Door de intensivering van het landgebruik moesten kaden worden aangelegd om het water te keren. Op den duur bleek dit onvoldoende om wateroverlast tegen te gaan. Dit had onder meer te maken met grote ontginningen in de bovenstroomse delen van het stroomgebied van de Rijn waardoor water sneller afgevoerd werd naar de Rijn en haar zijrivieren. Hierna werden de eerste dijken opgeworpen. Eerst voor elk dorpsgebied afzonderlijk, later werden de verschillende dijkjes op elkaar aangesloten en ontstonden de doorgaande bandijken langs de rivieren.

De bandijken dateren waarschijnlijk uit de tweede helft van de 13de eeuw, in de Over-Betuwe wat eerder dan in de Ooypolder en Millingerwaard. De Duffeltse bandijk, die liep van Kleef via Millingen, Kekerdom en Leuth naar het Wylermeer, de Ooijse bandijk en de dijken in de Liemers dateren van kort voor 1300. In de Liemers werd de dijkring in 1328 gesloten.

Door de aanleg van dijken verslechterde de waterhuishouding in de komgebieden. Dit leidde er in de 14de eeuw toe dat op initiatief van de hertogen van Gelre weteringen en sluizen werden aangelegd om de kommen te ontwateren. Hierdoor werd een intensiever gebruik van de komgebieden mogelijk. Een bijzondere wetering is de Linge, die in dit deel van de Betuwe gegraven is. Natuurlijke laagten in de komgebieden werden met elkaar verbonden, waardoor een doorgaande waterloop ontstond. Bij Tiel werd deze aangesloten op het natuurlijke deel van de Linge. Via een stelsel van kleine sloten of ‘pijpen’ en bredere sloten (leigraven of zegen) kwam het water in de Linge. De Linge bestond vroeger uit twee weteringen, gescheiden door een kade, de Lingewal, een zogenaamde capreton. Bij ruilverkavelingen in de 20ste eeuw is de wal verwijderd.

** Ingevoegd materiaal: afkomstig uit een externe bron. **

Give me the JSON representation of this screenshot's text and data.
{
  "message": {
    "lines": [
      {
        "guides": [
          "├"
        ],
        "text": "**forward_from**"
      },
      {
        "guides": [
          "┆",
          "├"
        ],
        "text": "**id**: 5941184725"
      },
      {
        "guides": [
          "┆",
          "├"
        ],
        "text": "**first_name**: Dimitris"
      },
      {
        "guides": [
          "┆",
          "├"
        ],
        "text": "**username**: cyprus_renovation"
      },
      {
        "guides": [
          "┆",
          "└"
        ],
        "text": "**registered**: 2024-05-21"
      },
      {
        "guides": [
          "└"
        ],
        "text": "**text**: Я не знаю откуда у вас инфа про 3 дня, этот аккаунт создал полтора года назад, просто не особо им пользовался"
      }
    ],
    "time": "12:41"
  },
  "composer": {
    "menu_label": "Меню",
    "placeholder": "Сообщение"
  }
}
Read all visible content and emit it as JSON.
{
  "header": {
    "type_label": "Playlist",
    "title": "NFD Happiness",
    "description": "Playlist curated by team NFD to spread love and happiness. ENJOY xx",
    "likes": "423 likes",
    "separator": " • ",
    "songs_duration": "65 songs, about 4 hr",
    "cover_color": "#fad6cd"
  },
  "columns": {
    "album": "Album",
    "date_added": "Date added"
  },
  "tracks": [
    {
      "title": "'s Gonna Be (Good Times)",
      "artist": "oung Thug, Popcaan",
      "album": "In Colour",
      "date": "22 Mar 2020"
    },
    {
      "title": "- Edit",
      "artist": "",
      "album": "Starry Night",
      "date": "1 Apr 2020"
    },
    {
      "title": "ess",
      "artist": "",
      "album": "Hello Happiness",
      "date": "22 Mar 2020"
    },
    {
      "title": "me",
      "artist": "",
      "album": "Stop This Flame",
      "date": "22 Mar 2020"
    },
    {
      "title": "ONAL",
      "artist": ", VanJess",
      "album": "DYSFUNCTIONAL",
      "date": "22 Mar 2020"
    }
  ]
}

Ook in de andere delen van de regio zijn weteringen aangelegd en werd de ontwatering van de komgebieden enigszins verbeterd en konden de komgronden wat intensiever gebruikt worden.

Kommen waren extensief gebruikte hooigebieden. Pas door ingrijpende verbeteringen in de waterhuishouding in de 20ste eeuw werd de situatie verbeterd. De bewoning bleef geconcentreerd op de stroomruggen, waarbij de dorpen gemiddeld 3 of 4 kilometer uit elkaar lagen. Karakteristiek was de aanwezigheid van een kasteel. Veel zijn in de loop van de tijd verdwenen. Kasteel Doornenburg is echter overgebleven.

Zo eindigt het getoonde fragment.